Art. 16. Os cursos de aperfeiçoamento qualificarão para o exercício dos

cargos de comando, de chefia, de direção e de secretário e das funções de assessoramento que requererem capacitação e habilitação específicas

.

Art. 17. Os cursos de altos estudos militares qualificarão para o exercício das funções de Estado-Maior, para os cargos de comando, chefia, direção e secretário e para as funções de assessoramento da alta administração da Aeronáutica.

Art. 18. O Poder Executivo regulamentará os cursos de nível superiore os programas de pós-graduação no âmbito do SISTENS.

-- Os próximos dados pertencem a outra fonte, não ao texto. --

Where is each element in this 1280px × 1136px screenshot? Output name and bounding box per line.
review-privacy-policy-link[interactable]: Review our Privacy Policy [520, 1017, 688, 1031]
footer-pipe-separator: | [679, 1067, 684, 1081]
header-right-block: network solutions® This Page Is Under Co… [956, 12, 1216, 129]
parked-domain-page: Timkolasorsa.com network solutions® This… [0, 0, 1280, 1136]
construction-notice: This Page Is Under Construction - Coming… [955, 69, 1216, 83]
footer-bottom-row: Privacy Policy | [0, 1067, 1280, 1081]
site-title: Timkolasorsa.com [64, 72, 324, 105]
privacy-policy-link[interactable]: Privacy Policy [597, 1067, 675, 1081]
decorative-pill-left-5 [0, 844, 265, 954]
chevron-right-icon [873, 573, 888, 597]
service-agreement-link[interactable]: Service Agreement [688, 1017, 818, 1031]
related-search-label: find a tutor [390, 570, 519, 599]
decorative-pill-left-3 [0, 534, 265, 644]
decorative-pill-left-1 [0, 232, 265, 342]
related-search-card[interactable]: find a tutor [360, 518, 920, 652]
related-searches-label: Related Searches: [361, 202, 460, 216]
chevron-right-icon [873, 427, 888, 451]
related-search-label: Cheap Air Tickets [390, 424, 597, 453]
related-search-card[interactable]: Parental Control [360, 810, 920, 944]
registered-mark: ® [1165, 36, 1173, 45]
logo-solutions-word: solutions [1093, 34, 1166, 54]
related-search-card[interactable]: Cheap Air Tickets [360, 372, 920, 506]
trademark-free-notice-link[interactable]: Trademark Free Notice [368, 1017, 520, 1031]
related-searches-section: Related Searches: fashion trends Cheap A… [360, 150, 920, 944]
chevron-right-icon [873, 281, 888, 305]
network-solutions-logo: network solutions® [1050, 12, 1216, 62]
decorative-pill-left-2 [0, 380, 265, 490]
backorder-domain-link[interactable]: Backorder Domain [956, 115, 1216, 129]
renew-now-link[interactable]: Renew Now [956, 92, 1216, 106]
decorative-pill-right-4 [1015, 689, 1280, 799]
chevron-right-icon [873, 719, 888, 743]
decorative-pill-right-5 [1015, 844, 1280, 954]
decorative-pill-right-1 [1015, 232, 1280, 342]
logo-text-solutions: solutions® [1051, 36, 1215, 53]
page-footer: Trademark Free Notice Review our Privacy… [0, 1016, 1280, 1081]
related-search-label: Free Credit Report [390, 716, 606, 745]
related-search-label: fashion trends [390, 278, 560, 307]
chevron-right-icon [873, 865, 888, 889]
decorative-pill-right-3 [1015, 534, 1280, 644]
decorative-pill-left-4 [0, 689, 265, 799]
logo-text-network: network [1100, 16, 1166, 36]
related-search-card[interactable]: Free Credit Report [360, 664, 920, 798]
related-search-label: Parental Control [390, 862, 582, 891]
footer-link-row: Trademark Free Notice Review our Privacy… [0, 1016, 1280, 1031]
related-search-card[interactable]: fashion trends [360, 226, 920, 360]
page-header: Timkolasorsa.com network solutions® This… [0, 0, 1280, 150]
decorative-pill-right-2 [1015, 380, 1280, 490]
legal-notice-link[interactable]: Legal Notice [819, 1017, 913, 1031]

Art. 19. A Academia da Força Aérea - AFA, o Instituto Tecnológico de Aeronáutica - ITA e o Centro de Instrução e Adaptação da Aeronáutica - CIAAR ministrarão cursos de nível superior, em áreas de interesse da Aeronáutica.

Parágrafo único. As demais organizações de ensino da Aeronáutica poderão ministrar, sempre que necessário, cursos de nível superior.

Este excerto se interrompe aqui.